Consider: Between 1973 and 2007, corn prices averaged $2.39 a bushel, according to the U.S. Agriculture Department. The average price of corn jumped more than 110% between 2008 and 2014, to $5.04 a bushel. Even though corn prices have recently declined thanks to fabulous weather that produced two consecutive bumper crops, prices are still more than 59% higher than the historical average. Prices could surge even higher if the U.S. experiences anything less than ideal weather.

The resulting increases in feed costs have also affected the American production of beef, pork and chicken, which had increased consistently over the past 30 years but has now leveled off due to the higher cost of feed. As a result, a 2012 study by Pricewaterhouse Coopers estimates that the RFS costs chain restaurants $3.2 billion every year in increased food commodity costs.

Then there are restaurants.
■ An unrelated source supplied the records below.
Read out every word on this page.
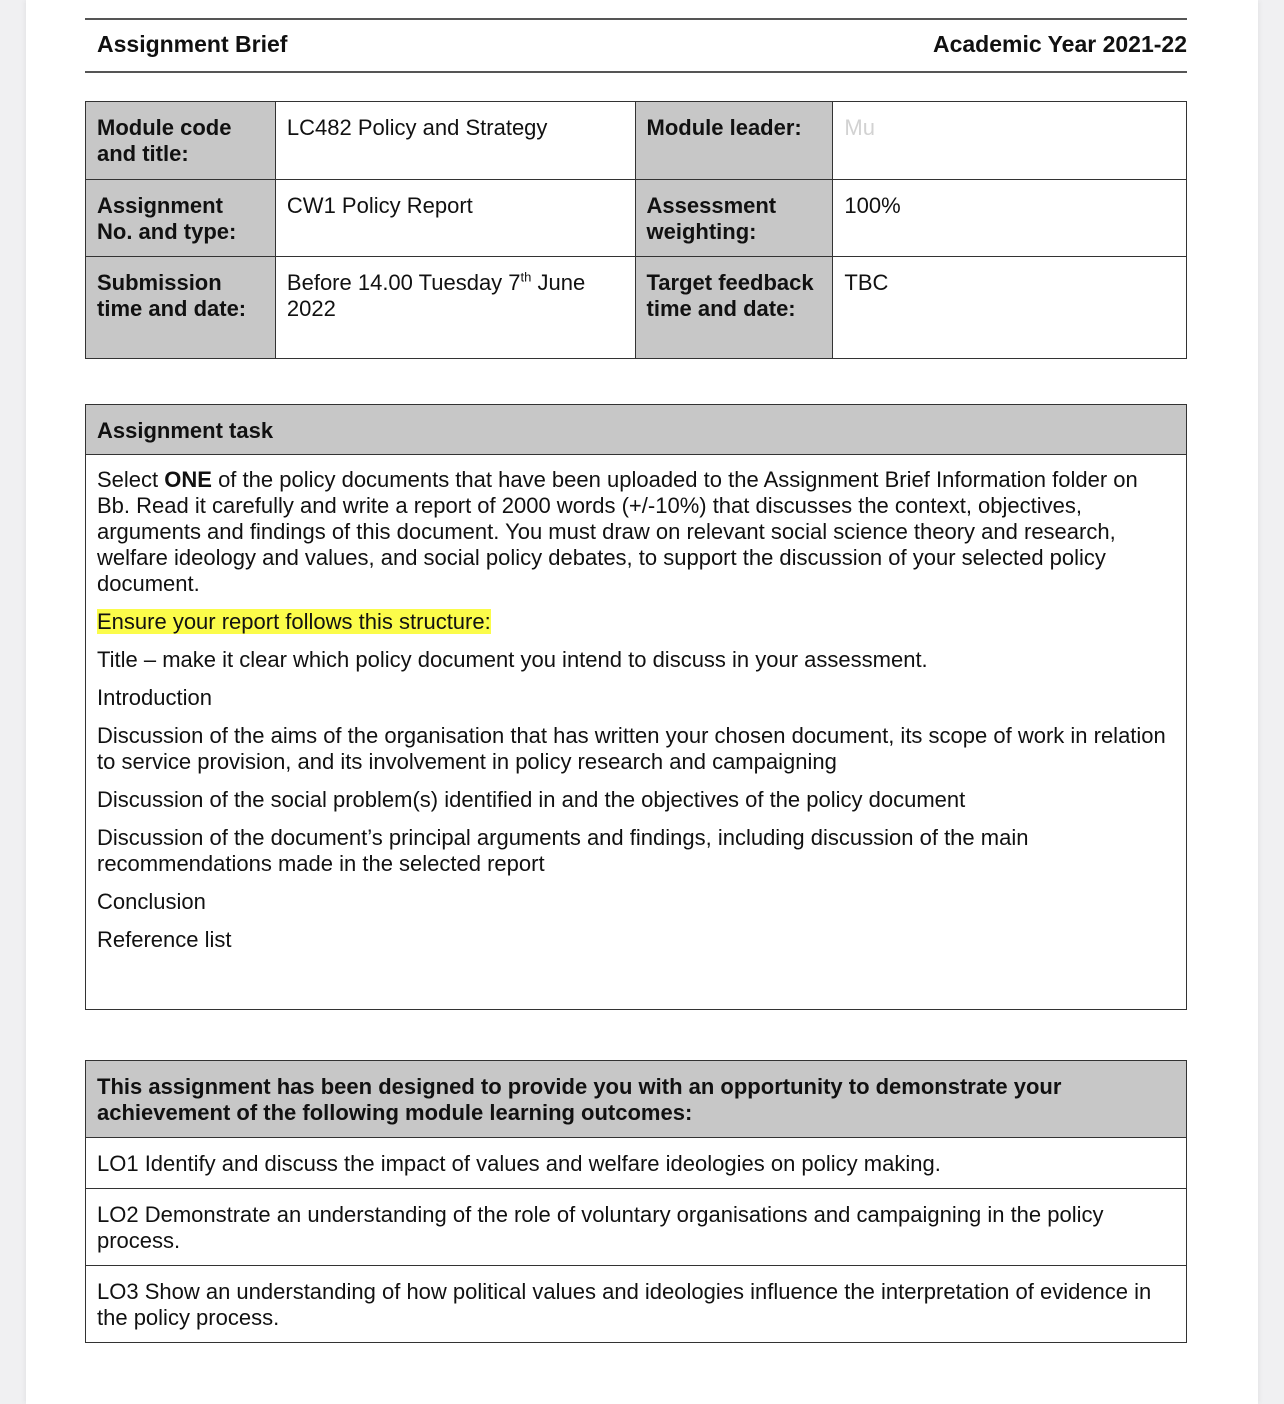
Assignment Brief	Academic Year 2021-22
Module code and title:	LC482 Policy and Strategy	Module leader:	Mu
Assignment No. and type:	CW1 Policy Report	Assessment weighting:	100%
Submission time and date:	Before 14.00 Tuesday 7th June 2022	Target feedback time and date:	TBC
Assignment task

Select ONE of the policy documents that have been uploaded to the Assignment Brief Information folder on Bb. Read it carefully and write a report of 2000 words (+/-10%) that discusses the context, objectives, arguments and findings of this document. You must draw on relevant social science theory and research, welfare ideology and values, and social policy debates, to support the discussion of your selected policy document.

Ensure your report follows this structure:

Title – make it clear which policy document you intend to discuss in your assessment.

Introduction

Discussion of the aims of the organisation that has written your chosen document, its scope of work in relation to service provision, and its involvement in policy research and campaigning

Discussion of the social problem(s) identified in and the objectives of the policy document

Discussion of the document’s principal arguments and findings, including discussion of the main recommendations made in the selected report

Conclusion

Reference list

This assignment has been designed to provide you with an opportunity to demonstrate your achievement of the following module learning outcomes:
LO1 Identify and discuss the impact of values and welfare ideologies on policy making.
LO2 Demonstrate an understanding of the role of voluntary organisations and campaigning in the policy process.
LO3 Show an understanding of how political values and ideologies influence the interpretation of evidence in the policy process.
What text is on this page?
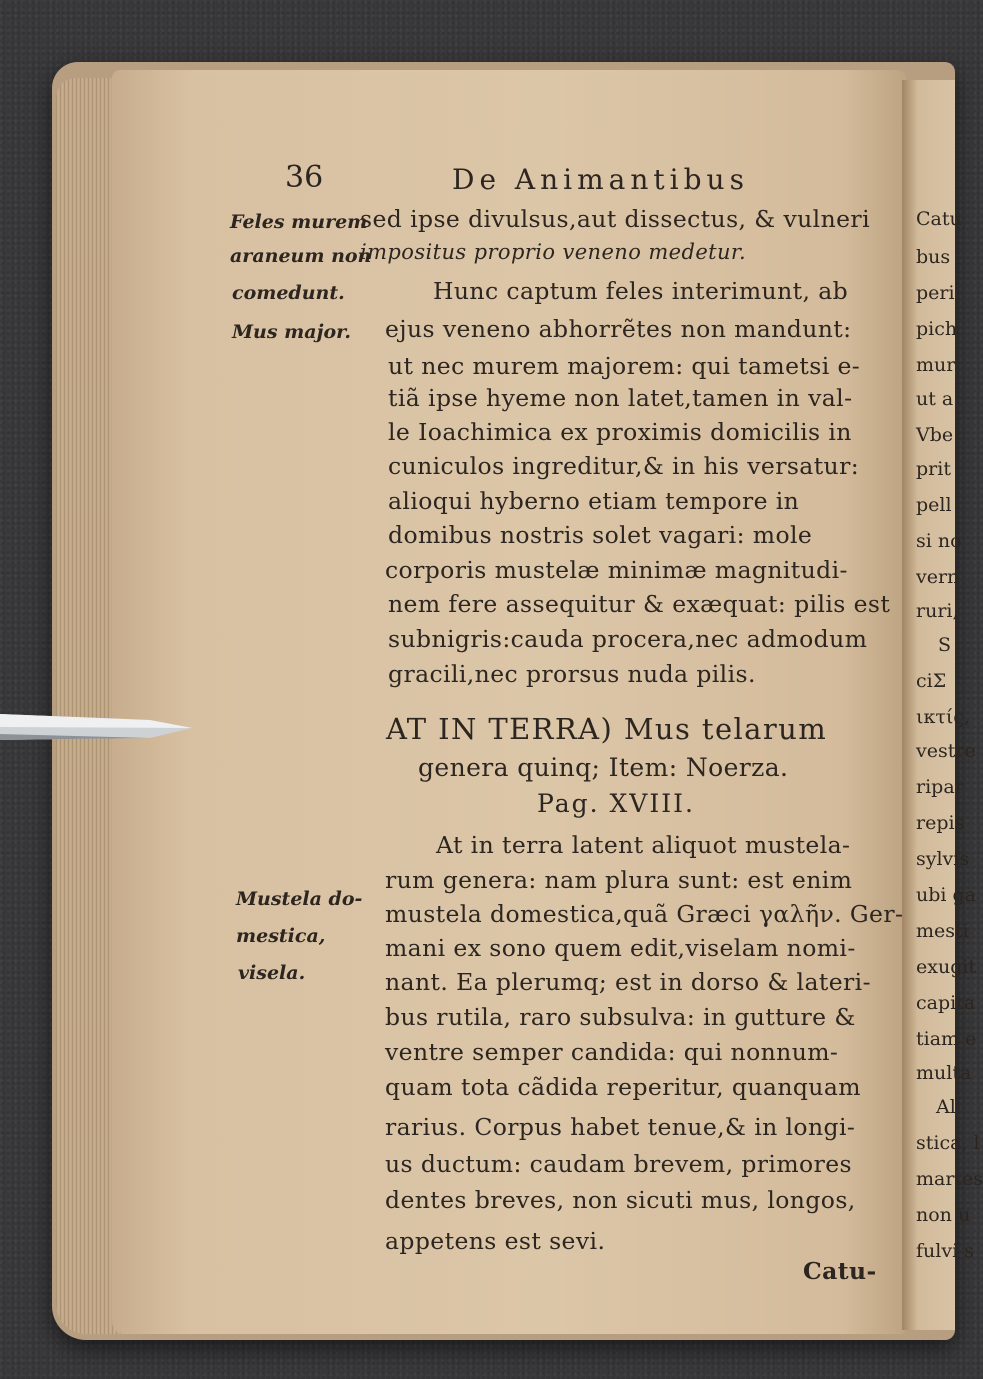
36	De Animantibus
Feles murem
araneum non
comedunt.
Mus major.
Mustela do-
mestica,
visela.
sed ipse divulsus,aut dissectus, & vulneri
impositus proprio veneno medetur.
Hunc captum feles interimunt, ab
ejus veneno abhorrẽtes non mandunt:
ut nec murem majorem: qui tametsi e-
tiã ipse hyeme non latet,tamen in val-
le Ioachimica ex proximis domicilis in
cuniculos ingreditur,& in his versatur:
alioqui hyberno etiam tempore in
domibus nostris solet vagari: mole
corporis mustelæ minimæ magnitudi-
nem fere assequitur & exæquat: pilis est
subnigris:cauda procera,nec admodum
gracili,nec prorsus nuda pilis.
AT IN TERRA) Mus telarum
genera quinq; Item: Noerza.
Pag. XVIII.
At in terra latent aliquot mustela-
rum genera: nam plura sunt: est enim
mustela domestica,quã Græci γαλῆν. Ger-
mani ex sono quem edit,viselam nomi-
nant. Ea plerumq; est in dorso & lateri-
bus rutila, raro subsulva: in gutture &
ventre semper candida: qui nonnum-
quam tota cãdida reperitur, quanquam
rarius. Corpus habet tenue,& in longi-
us ductum: caudam brevem, primores
dentes breves, non sicuti mus, longos,
appetens est sevi.
Catu-
Catu
bus
peri
pich
mur
ut a
Vbe
prit
pell
si no
vern
ruri,
S
ciΣ
ικτίς,
vestre
ripar
repis
sylvis
ubi ga
mesti
exugit
capita
tiam e
multa
Al
stica, l
martes
non u
fulvi s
Wholesale food prices have outpaced the consumer price index by more than a full percentage point since the implementation of the RFS. In many instances, especially in the restaurant sector, small business owners are not able to pass on higher retail prices to consumers because of market competition—a concept that the corn-ethanol industry is unfamiliar with thanks to a government quota.

As if this were not enough, ethanol production has contributed to global food scarcity and hunger. No country exports more corn than the U.S., but about 40% is ending up in gas tanks, not on the world market. So much corn has been blended into gasoline that the higher percentage levels routinely render boat engines, motorcycles, chain saws and older automobiles inoperable.